Electronic health records and community health surveillance of childhood obesity.

BACKGROUND Childhood obesity remains a public health concern, and tracking local progress may require local surveillance systems. Electronic health record data may provide a cost-effective solution. PURPOSE To demonstrate the feasibility of estimating childhood obesity rates using de-identified electronic health records for the purpose of public health surveillance and health promotion. METHODS Data were extracted from the Public Health Information Exchange (PHINEX) database. PHINEX contains de-identified electronic health records from patients primarily in south central Wisconsin. Data on children and adolescents (aged 2-19 years, 2011-2012, n=93,130) were transformed in a two-step procedure that adjusted for missing data and weighted for a national population distribution.
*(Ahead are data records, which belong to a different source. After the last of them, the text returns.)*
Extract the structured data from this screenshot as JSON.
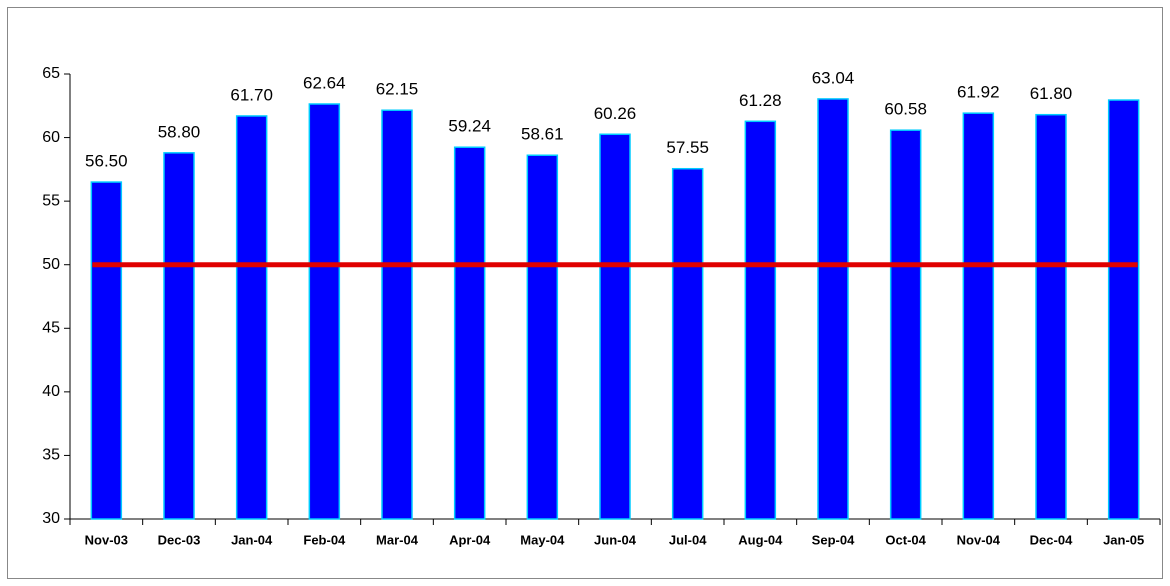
{
  "chart_data": {
    "type": "bar",
    "categories": [
      "Nov-03",
      "Dec-03",
      "Jan-04",
      "Feb-04",
      "Mar-04",
      "Apr-04",
      "May-04",
      "Jun-04",
      "Jul-04",
      "Aug-04",
      "Sep-04",
      "Oct-04",
      "Nov-04",
      "Dec-04",
      "Jan-05"
    ],
    "values": [
      56.5,
      58.8,
      61.7,
      62.64,
      62.15,
      59.24,
      58.61,
      60.26,
      57.55,
      61.28,
      63.04,
      60.58,
      61.92,
      61.8,
      62.95
    ],
    "value_labels": [
      "56.50",
      "58.80",
      "61.70",
      "62.64",
      "62.15",
      "59.24",
      "58.61",
      "60.26",
      "57.55",
      "61.28",
      "63.04",
      "60.58",
      "61.92",
      "61.80",
      null
    ],
    "color": "#0000ff",
    "reference_line": {
      "value": 50,
      "color": "#e00000"
    },
    "ylim": [
      30,
      65
    ],
    "yticks": [
      30,
      35,
      40,
      45,
      50,
      55,
      60,
      65
    ],
    "grid": false
  }
}
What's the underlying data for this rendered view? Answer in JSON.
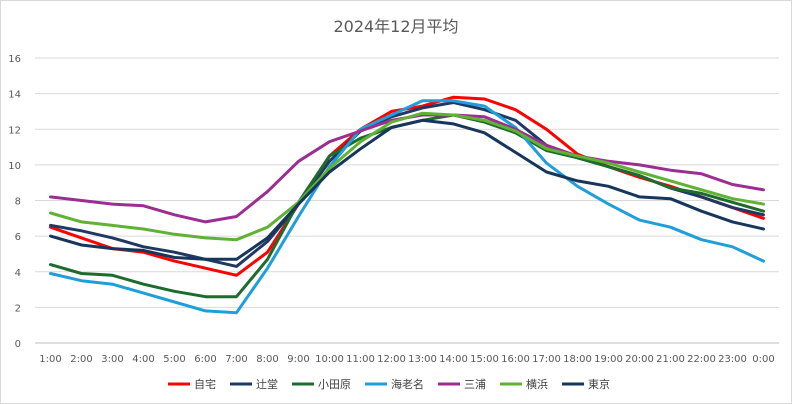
{
  "chart_data": {
    "type": "line",
    "title": "2024年12月平均",
    "xlabel": "",
    "ylabel": "",
    "ylim": [
      0,
      16
    ],
    "yticks": [
      0,
      2,
      4,
      6,
      8,
      10,
      12,
      14,
      16
    ],
    "grid": true,
    "legend_position": "bottom",
    "categories": [
      "1:00",
      "2:00",
      "3:00",
      "4:00",
      "5:00",
      "6:00",
      "7:00",
      "8:00",
      "9:00",
      "10:00",
      "11:00",
      "12:00",
      "13:00",
      "14:00",
      "15:00",
      "16:00",
      "17:00",
      "18:00",
      "19:00",
      "20:00",
      "21:00",
      "22:00",
      "23:00",
      "0:00"
    ],
    "series": [
      {
        "name": "自宅",
        "color": "#ff0000",
        "values": [
          6.5,
          5.9,
          5.3,
          5.1,
          4.6,
          4.2,
          3.8,
          5.1,
          7.8,
          10.5,
          12.0,
          13.0,
          13.3,
          13.8,
          13.7,
          13.1,
          12.0,
          10.6,
          9.9,
          9.3,
          8.8,
          8.2,
          7.6,
          7.0
        ]
      },
      {
        "name": "辻堂",
        "color": "#203864",
        "values": [
          6.6,
          6.3,
          5.9,
          5.4,
          5.1,
          4.7,
          4.3,
          5.7,
          7.8,
          10.2,
          11.9,
          12.7,
          13.2,
          13.5,
          13.1,
          12.5,
          11.1,
          10.4,
          9.9,
          9.4,
          8.7,
          8.2,
          7.6,
          7.2
        ]
      },
      {
        "name": "小田原",
        "color": "#1e6b2e",
        "values": [
          4.4,
          3.9,
          3.8,
          3.3,
          2.9,
          2.6,
          2.6,
          4.7,
          7.9,
          10.5,
          11.5,
          12.1,
          12.5,
          12.8,
          12.4,
          11.8,
          10.8,
          10.4,
          9.9,
          9.4,
          8.7,
          8.4,
          7.9,
          7.4
        ]
      },
      {
        "name": "海老名",
        "color": "#1f9fd9",
        "values": [
          3.9,
          3.5,
          3.3,
          2.8,
          2.3,
          1.8,
          1.7,
          4.2,
          7.1,
          9.9,
          12.0,
          12.8,
          13.6,
          13.6,
          13.3,
          12.1,
          10.1,
          8.8,
          7.8,
          6.9,
          6.5,
          5.8,
          5.4,
          4.6
        ]
      },
      {
        "name": "三浦",
        "color": "#9b2d93",
        "values": [
          8.2,
          8.0,
          7.8,
          7.7,
          7.2,
          6.8,
          7.1,
          8.5,
          10.2,
          11.3,
          11.9,
          12.5,
          12.8,
          12.8,
          12.7,
          12.0,
          11.1,
          10.5,
          10.2,
          10.0,
          9.7,
          9.5,
          8.9,
          8.6
        ]
      },
      {
        "name": "横浜",
        "color": "#5fb233",
        "values": [
          7.3,
          6.8,
          6.6,
          6.4,
          6.1,
          5.9,
          5.8,
          6.5,
          7.9,
          9.8,
          11.3,
          12.4,
          12.9,
          12.8,
          12.5,
          11.9,
          10.9,
          10.5,
          10.1,
          9.6,
          9.1,
          8.6,
          8.1,
          7.8
        ]
      },
      {
        "name": "東京",
        "color": "#16365c",
        "values": [
          6.0,
          5.5,
          5.3,
          5.2,
          4.8,
          4.7,
          4.7,
          5.9,
          7.8,
          9.6,
          10.9,
          12.1,
          12.5,
          12.3,
          11.8,
          10.7,
          9.6,
          9.1,
          8.8,
          8.2,
          8.1,
          7.4,
          6.8,
          6.4
        ]
      }
    ]
  }
}
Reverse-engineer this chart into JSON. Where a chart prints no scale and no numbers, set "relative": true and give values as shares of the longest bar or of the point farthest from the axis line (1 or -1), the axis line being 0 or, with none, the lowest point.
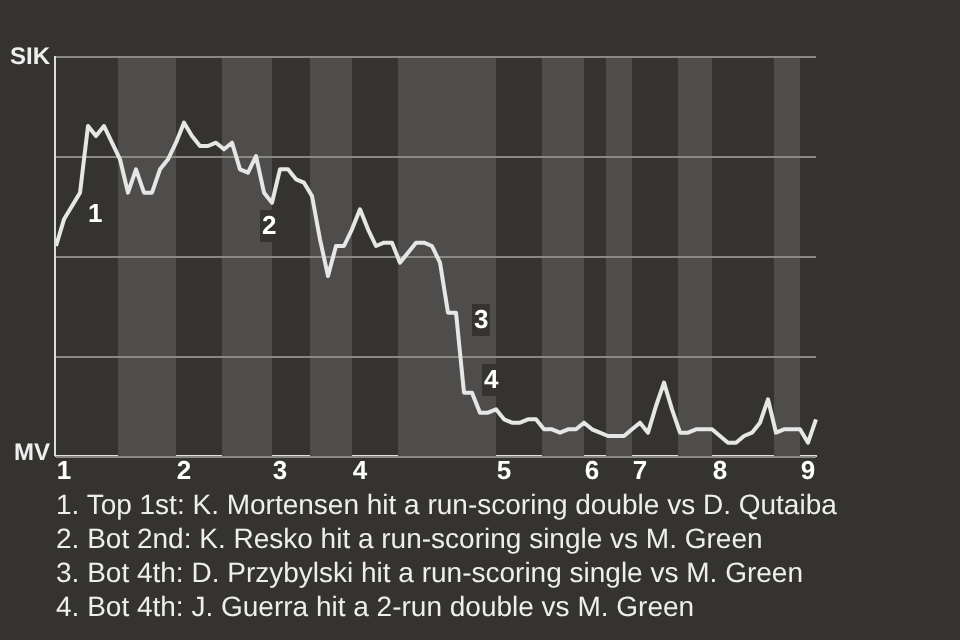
{
  "chart_data": {
    "type": "line",
    "relative": true,
    "categories": [
      null,
      "1",
      null,
      null,
      null,
      null,
      null,
      null,
      null,
      null,
      null,
      null,
      null,
      null,
      null,
      null,
      "2",
      null,
      null,
      null,
      null,
      null,
      null,
      null,
      null,
      null,
      null,
      null,
      "3",
      null,
      null,
      null,
      null,
      null,
      null,
      null,
      null,
      null,
      "4",
      null,
      null,
      null,
      null,
      null,
      null,
      null,
      null,
      null,
      null,
      null,
      null,
      null,
      null,
      null,
      null,
      null,
      "5",
      null,
      null,
      null,
      null,
      null,
      null,
      null,
      null,
      null,
      null,
      "6",
      null,
      null,
      null,
      null,
      null,
      "7",
      null,
      null,
      null,
      null,
      null,
      null,
      null,
      null,
      null,
      "8",
      null,
      null,
      null,
      null,
      null,
      null,
      null,
      null,
      null,
      null,
      "9",
      null
    ],
    "series": [
      {
        "color": "#e6e6e6",
        "values": [
          0.63,
          0.71,
          0.75,
          0.79,
          0.99,
          0.96,
          0.99,
          0.94,
          0.89,
          0.79,
          0.86,
          0.79,
          0.79,
          0.86,
          0.89,
          0.94,
          1,
          0.96,
          0.93,
          0.93,
          0.94,
          0.92,
          0.94,
          0.86,
          0.85,
          0.9,
          0.79,
          0.76,
          0.86,
          0.86,
          0.83,
          0.82,
          0.78,
          0.65,
          0.54,
          0.63,
          0.63,
          0.68,
          0.74,
          0.68,
          0.63,
          0.64,
          0.64,
          0.58,
          0.61,
          0.64,
          0.64,
          0.63,
          0.58,
          0.43,
          0.43,
          0.19,
          0.19,
          0.13,
          0.13,
          0.14,
          0.11,
          0.1,
          0.1,
          0.11,
          0.11,
          0.08,
          0.08,
          0.07,
          0.08,
          0.08,
          0.1,
          0.08,
          0.07,
          0.06,
          0.06,
          0.06,
          0.08,
          0.1,
          0.07,
          0.15,
          0.22,
          0.14,
          0.07,
          0.07,
          0.08,
          0.08,
          0.08,
          0.06,
          0.04,
          0.04,
          0.06,
          0.07,
          0.1,
          0.17,
          0.07,
          0.08,
          0.08,
          0.08,
          0.04,
          0.11
        ]
      }
    ],
    "grid": "y",
    "marker": "none",
    "line_style": "solid",
    "annotations": [
      "SIK",
      "MV",
      "1",
      "2",
      "3",
      "4",
      "1. Top 1st: K. Mortensen hit a run-scoring double vs D. Qutaiba",
      "2. Bot 2nd: K. Resko hit a run-scoring single vs M. Green",
      "3. Bot 4th: D. Przybylski hit a run-scoring single vs M. Green",
      "4. Bot 4th: J. Guerra hit a 2-run double vs M. Green"
    ]
  }
}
Weighted and adjusted obesity rates were compared to the 2011-2012 National Health and Nutrition Examination Survey (NHANES). Data were analyzed in 2014. RESULTS The weighted and adjusted obesity rate was 16.1% (95% CI=15.8, 16.4). Non-Hispanic white children and adolescents (11.8%, 95% CI=11.5, 12.1) had lower obesity rates compared to non-Hispanic black (22.0%, 95% CI=20.7, 23.2) and Hispanic (23.8%, 95% CI=22.4, 25.1) patients. Overall, electronic health record-derived point estimates were comparable to NHANES, revealing disparities from preschool onward. CONCLUSIONS Electronic health records that are weighted and adjusted to account for intrinsic bias may create an opportunity for comparing regional disparities with precision. In PHINEX patients, childhood obesity disparities were measurable from a young age, highlighting the need for early intervention for at-risk children. The electronic health record is a cost-effective, promising tool for local obesity prevention efforts.